Torre Pali è un piccolissimo centro di pescatori... ha il suo porticciolo, proprio a ridosso della torre, e una spiaggia "libera" un po' stretta caratterizzata dalla costruzione di bellissime case sulla sabbia. Un esempio di abusivismo edilizio "ben riuscito"... Ho piantato l'ombrellone, ho aperto la mia sdraio.... e ho preso il sole fino a tardi, guardando il mare... e dando le spalle alle meravigliose costruzioni abusive e ai loro legittimi proprietari stesi in veranda...
spremuto da Rudiae· alle ore 15:36; permalink · commenti (51)
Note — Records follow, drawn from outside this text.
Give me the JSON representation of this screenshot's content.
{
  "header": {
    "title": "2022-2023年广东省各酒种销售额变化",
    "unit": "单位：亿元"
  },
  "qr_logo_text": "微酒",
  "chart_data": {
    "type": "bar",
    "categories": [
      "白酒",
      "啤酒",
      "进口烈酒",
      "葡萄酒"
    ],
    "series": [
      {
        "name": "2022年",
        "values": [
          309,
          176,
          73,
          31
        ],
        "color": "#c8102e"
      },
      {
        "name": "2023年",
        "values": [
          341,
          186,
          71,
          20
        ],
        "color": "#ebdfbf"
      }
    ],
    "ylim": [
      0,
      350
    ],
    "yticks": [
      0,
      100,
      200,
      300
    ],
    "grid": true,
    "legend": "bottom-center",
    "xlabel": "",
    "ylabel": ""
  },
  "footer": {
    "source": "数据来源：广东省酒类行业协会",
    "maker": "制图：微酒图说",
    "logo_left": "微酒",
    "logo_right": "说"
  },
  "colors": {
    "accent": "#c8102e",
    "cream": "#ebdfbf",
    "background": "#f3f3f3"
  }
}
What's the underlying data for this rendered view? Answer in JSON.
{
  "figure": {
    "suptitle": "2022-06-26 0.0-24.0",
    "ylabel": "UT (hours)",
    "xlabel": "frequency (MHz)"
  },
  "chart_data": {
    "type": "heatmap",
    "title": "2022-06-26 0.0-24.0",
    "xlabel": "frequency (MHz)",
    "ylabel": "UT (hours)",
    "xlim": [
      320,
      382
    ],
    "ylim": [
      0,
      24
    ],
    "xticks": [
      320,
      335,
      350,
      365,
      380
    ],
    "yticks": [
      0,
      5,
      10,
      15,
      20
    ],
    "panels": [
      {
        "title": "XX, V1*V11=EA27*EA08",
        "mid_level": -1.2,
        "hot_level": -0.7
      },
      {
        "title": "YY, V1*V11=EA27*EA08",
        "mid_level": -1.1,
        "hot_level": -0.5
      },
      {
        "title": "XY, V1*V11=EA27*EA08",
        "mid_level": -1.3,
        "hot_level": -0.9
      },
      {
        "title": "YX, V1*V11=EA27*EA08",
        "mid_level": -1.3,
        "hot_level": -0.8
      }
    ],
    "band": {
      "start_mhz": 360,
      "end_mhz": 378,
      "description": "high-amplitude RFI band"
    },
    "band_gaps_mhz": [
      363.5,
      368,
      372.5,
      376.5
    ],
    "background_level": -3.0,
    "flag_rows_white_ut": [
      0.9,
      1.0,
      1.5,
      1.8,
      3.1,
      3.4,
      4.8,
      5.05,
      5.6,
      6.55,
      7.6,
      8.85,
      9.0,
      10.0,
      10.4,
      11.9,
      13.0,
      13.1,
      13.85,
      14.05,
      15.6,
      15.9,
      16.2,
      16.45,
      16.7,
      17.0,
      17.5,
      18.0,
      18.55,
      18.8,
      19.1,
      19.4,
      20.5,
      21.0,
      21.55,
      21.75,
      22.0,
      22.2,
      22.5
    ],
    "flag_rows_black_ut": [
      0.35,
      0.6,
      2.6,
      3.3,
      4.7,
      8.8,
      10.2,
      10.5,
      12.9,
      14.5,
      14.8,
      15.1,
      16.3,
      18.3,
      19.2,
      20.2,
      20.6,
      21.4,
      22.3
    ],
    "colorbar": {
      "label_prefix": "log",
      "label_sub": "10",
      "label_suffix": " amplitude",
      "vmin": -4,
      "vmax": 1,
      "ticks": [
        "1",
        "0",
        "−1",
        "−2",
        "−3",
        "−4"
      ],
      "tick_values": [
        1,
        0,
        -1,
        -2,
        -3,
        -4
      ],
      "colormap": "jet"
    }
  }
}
giovedì, 26 luglio 2007, 14:01
Buon Onomastico
Vorrei tanto essere al mare... oggi sarà stupendo. Me l'immagino l'insenatura di Castro Marina con questa leggera brezza di tramontana: acqua ferma e cristallina e temperatura sullo scoglio resa accettabile dal venticello. Vorrei tanto, ma non posso. Oggi è Sant'Anna, onomastico della Reverendissima Madre: la mia. 
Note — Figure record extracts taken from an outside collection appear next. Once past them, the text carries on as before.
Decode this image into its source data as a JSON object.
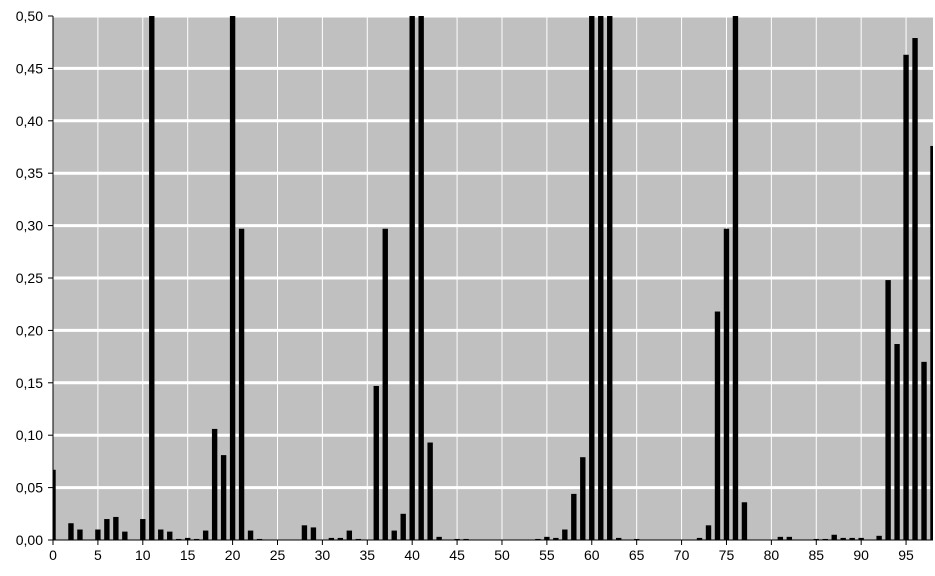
{
  "chart_data": {
    "type": "bar",
    "title": "",
    "xlabel": "",
    "ylabel": "",
    "x": [
      0,
      1,
      2,
      3,
      4,
      5,
      6,
      7,
      8,
      9,
      10,
      11,
      12,
      13,
      14,
      15,
      16,
      17,
      18,
      19,
      20,
      21,
      22,
      23,
      24,
      25,
      26,
      27,
      28,
      29,
      30,
      31,
      32,
      33,
      34,
      35,
      36,
      37,
      38,
      39,
      40,
      41,
      42,
      43,
      44,
      45,
      46,
      47,
      48,
      49,
      50,
      51,
      52,
      53,
      54,
      55,
      56,
      57,
      58,
      59,
      60,
      61,
      62,
      63,
      64,
      65,
      66,
      67,
      68,
      69,
      70,
      71,
      72,
      73,
      74,
      75,
      76,
      77,
      78,
      79,
      80,
      81,
      82,
      83,
      84,
      85,
      86,
      87,
      88,
      89,
      90,
      91,
      92,
      93,
      94,
      95,
      96,
      97,
      98
    ],
    "values": [
      0.067,
      0,
      0.016,
      0.01,
      0,
      0.01,
      0.02,
      0.022,
      0.008,
      0,
      0.02,
      0.5,
      0.01,
      0.008,
      0.001,
      0.002,
      0.001,
      0.009,
      0.106,
      0.081,
      0.5,
      0.297,
      0.009,
      0.001,
      0,
      0,
      0,
      0,
      0.014,
      0.012,
      0,
      0.002,
      0.002,
      0.009,
      0.001,
      0,
      0.147,
      0.297,
      0.009,
      0.025,
      0.5,
      0.5,
      0.093,
      0.003,
      0,
      0.001,
      0.001,
      0,
      0,
      0,
      0,
      0,
      0,
      0,
      0.001,
      0.003,
      0.002,
      0.01,
      0.044,
      0.079,
      0.5,
      0.5,
      0.5,
      0.002,
      0,
      0.001,
      0,
      0,
      0,
      0,
      0,
      0,
      0.002,
      0.014,
      0.218,
      0.297,
      0.5,
      0.036,
      0,
      0,
      0,
      0.003,
      0.003,
      0,
      0,
      0.001,
      0.001,
      0.005,
      0.002,
      0.002,
      0.002,
      0,
      0.004,
      0.248,
      0.187,
      0.463,
      0.479,
      0.17,
      0.376
    ],
    "ylim": [
      0,
      0.5
    ],
    "xlim": [
      0,
      98
    ],
    "yticks": [
      "0,00",
      "0,05",
      "0,10",
      "0,15",
      "0,20",
      "0,25",
      "0,30",
      "0,35",
      "0,40",
      "0,45",
      "0,50"
    ],
    "xticks": [
      "0",
      "5",
      "10",
      "15",
      "20",
      "25",
      "30",
      "35",
      "40",
      "45",
      "50",
      "55",
      "60",
      "65",
      "70",
      "75",
      "80",
      "85",
      "90",
      "95"
    ],
    "colors": {
      "bar": "#000000",
      "plot_background": "#c0c0c0",
      "gridline": "#ffffff"
    },
    "grid": true,
    "legend": "none"
  }
}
In questa famigliola (la mia famiglia d'origine) i santi si venerano e rispettano... specie quelli di una certa rilevanza... e sempre in questa famiglia sono tutti di una certa rilevanza... (eccezion fatta per il mio che, in quanto Arcangelo fa parte di una categoria "minore"... non degno quindi di festeggiamenti... ma questo è un altro discorso!) Sant'Anna, mamma della Madonna (scusate se è poco), richiede una certa attenzione... che si concretizza in preparativi gastronomici succulentissimi... (purtroppo a tutto il parentato non sfuggirà la ricorrenza e stasera convergerà qui per la felicità di mamma)... ed è dall'alba che effluvi di peperonate e sformati di varie verdure si diffondono per la casa... E tu, non vorrai mica andartene a mare e lasciare che proprio la festeggiata sola soletta si destreggi tra i fornelli? Nuoteresti tra i sensi di colpa... e bruceresti al fuoco dei rimorsi... quindi di buona lena dài una mano, almeno nei preparativi del dessert che è il tuo forte, sognando il mare e sperando che arrivi presto domani! Auguri mamma! (...scusate, vado ad infornare la crostata di ricotta...)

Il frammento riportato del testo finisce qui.